Ferroelectricity in epitaxially strained rhombohedral ZrO2 thin films

TL;DR

This study reports a novel ferroelectric rhombohedral phase of ZrO2 thin films grown on Nb:SrTiO3 substrates, exhibiting switchable polarization without the need for a wake-up cycle, promising for nanoscale ferroelectric devices.

Contribution

The paper demonstrates the synthesis of a new ferroelectric phase of ZrO2 in epitaxially strained thin films without requiring a wake-up cycle, unlike conventional phases.

Findings

Achieved a switchable ferroelectric polarization of about 20.2 μC/cm².

Epitaxial compressive strain stabilizes the rhombohedral ferroelectric phase.

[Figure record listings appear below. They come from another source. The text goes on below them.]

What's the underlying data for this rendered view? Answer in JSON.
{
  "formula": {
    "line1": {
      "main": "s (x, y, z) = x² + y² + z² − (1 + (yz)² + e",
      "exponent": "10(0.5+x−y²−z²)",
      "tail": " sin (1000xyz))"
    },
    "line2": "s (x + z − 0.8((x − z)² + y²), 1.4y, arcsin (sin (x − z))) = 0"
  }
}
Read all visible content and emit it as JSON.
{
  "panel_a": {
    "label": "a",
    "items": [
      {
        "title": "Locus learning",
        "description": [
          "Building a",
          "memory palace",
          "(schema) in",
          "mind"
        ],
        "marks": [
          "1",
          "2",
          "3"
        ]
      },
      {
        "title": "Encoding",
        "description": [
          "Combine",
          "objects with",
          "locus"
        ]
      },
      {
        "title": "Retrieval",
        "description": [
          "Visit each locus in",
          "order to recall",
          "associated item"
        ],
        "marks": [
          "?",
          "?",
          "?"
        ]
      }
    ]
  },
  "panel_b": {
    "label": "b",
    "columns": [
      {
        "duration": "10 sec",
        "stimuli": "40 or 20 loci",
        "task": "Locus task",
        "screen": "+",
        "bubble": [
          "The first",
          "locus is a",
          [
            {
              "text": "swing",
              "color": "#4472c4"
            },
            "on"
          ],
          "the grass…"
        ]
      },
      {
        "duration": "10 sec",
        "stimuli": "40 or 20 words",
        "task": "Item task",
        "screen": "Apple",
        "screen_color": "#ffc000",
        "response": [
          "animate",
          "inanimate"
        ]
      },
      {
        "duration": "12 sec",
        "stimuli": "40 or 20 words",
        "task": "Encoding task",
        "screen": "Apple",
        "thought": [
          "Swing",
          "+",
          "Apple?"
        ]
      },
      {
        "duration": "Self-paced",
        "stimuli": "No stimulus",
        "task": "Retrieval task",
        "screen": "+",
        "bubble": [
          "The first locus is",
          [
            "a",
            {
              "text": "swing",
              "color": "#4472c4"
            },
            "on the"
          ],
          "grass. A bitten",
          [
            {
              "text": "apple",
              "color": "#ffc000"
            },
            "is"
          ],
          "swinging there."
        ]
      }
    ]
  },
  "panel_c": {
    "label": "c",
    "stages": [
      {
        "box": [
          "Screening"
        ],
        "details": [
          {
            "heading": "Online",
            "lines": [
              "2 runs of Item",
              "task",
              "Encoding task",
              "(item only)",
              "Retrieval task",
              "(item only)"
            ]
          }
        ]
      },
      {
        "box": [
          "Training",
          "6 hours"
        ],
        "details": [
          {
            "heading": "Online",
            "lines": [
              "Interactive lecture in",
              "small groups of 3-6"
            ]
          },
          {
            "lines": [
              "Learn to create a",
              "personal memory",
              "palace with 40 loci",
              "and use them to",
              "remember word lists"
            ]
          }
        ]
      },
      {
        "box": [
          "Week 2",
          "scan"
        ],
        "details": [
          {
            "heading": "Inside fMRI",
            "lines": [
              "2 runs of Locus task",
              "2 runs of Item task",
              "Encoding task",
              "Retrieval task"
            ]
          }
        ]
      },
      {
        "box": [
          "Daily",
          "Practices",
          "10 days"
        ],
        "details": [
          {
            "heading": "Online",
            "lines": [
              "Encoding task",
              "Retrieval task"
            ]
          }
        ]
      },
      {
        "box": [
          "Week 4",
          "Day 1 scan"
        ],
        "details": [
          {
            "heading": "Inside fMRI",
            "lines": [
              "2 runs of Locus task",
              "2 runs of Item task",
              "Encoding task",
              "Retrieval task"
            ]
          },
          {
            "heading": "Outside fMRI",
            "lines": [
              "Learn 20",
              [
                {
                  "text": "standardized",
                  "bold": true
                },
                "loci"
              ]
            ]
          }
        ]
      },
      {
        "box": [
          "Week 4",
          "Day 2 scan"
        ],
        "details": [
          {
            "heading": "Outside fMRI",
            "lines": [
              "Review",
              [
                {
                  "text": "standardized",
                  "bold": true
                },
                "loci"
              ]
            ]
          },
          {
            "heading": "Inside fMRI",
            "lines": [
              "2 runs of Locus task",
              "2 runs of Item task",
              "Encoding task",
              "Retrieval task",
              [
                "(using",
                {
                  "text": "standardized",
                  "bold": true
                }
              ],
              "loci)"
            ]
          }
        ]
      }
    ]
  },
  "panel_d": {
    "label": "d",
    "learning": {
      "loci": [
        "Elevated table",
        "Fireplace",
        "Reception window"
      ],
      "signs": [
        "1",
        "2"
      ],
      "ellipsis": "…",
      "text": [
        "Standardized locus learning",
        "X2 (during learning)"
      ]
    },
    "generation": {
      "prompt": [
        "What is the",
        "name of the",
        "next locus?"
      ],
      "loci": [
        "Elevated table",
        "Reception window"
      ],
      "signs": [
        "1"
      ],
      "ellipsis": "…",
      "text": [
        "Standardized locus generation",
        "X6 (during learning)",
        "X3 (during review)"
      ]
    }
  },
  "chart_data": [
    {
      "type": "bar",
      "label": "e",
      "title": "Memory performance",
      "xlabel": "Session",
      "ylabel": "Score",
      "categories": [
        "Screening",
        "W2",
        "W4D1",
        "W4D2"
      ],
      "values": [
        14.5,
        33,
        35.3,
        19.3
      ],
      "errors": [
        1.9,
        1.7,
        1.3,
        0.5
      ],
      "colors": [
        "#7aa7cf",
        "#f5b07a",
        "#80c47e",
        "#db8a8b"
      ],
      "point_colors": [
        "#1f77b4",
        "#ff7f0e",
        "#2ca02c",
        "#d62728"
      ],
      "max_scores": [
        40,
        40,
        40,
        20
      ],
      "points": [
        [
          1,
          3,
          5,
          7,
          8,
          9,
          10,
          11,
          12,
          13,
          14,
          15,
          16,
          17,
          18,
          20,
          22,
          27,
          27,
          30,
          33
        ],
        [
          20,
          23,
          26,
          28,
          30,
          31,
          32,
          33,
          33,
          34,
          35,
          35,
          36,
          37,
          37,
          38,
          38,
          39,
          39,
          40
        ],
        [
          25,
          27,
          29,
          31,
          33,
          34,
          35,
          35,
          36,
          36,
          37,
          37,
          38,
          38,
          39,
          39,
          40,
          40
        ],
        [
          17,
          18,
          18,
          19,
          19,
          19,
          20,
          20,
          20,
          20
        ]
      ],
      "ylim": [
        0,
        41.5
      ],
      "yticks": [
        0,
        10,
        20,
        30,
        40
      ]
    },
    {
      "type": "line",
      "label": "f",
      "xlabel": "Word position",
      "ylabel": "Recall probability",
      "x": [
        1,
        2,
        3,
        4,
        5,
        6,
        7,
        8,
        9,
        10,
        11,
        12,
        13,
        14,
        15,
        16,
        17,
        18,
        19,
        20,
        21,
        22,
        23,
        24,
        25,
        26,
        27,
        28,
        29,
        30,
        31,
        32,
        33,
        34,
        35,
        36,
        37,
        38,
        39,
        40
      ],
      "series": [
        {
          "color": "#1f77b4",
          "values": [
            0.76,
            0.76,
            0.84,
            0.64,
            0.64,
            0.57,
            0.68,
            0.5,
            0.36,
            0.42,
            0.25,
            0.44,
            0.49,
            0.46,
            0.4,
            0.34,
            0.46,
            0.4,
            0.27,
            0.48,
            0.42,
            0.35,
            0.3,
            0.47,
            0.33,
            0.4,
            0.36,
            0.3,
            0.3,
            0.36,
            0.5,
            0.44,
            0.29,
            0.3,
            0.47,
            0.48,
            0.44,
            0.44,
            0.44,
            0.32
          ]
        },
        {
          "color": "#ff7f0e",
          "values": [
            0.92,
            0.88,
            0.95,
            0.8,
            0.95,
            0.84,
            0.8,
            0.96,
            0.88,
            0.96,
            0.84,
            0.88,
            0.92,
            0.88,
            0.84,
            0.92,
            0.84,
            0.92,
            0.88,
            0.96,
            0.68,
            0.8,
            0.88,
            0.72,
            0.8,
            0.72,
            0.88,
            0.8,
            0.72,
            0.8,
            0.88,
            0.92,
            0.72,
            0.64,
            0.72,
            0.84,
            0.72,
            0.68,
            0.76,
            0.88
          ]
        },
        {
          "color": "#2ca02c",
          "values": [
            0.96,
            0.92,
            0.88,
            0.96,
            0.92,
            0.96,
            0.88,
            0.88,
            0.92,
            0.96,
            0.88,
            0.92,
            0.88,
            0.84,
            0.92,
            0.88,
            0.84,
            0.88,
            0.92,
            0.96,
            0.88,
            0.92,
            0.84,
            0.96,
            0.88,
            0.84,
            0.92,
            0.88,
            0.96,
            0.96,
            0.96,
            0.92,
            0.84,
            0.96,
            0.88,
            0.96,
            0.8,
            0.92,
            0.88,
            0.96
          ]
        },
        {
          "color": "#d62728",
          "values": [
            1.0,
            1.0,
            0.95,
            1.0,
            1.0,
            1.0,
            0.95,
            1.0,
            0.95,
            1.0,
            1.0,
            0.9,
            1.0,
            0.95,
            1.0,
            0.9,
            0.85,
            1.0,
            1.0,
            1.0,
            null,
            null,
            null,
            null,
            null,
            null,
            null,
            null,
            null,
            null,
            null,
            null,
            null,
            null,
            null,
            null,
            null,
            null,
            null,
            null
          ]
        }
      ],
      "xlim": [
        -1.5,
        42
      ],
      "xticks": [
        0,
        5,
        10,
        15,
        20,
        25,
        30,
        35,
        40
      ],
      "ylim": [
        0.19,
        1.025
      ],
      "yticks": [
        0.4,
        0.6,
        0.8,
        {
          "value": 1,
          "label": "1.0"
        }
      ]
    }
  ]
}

Ferroelectric behavior observed without wake-up cycling, advantageous for device applications.

Abstract

Zirconia and hafnia based thin films have attracted tremendous attention in the last decade due to their unexpected ferroelectric behavior at the nanoscale, which facilitates the downscaling of ferroelectric devices. The present work reports a novel ferroelectric rhombohedral phase of ZrO2 that can be achieved in thin films grown on (111)- Nb:SrTiO3 substrates by ion-beam sputtering. Structural and ferroelectric characterizations reveal that the (111)-oriented ZrO2 films are under epitaxial compressive strain and display a switchable ferroelectric polarization of about 20.2 {\mu}C/cm2 with a coercive field of 1.5 MV/cm. Moreover, the time dependent polarization reversal characteristics of Nb:STO/ZrO2/Au film capacitors exhibit bell-shape curves, a typical feature of ferroelectric films associated with domains reversal. The estimated activation field is comparable to the coercive field obtained from polarization-electric field hysteresis loops. Interestingly, the studied films show ferroelectric behavior per se, i.e., there is no need to apply the wake-up cycle that is essential to induce ferroelectricity in the conventional (orthorhombic) ferroelectric phase of ZrO2. Therefore, the present films have a technologically advantage over the previously studied ferroelectric ZrO2 films, and may be attractive for nanoscale ferroelectric devices.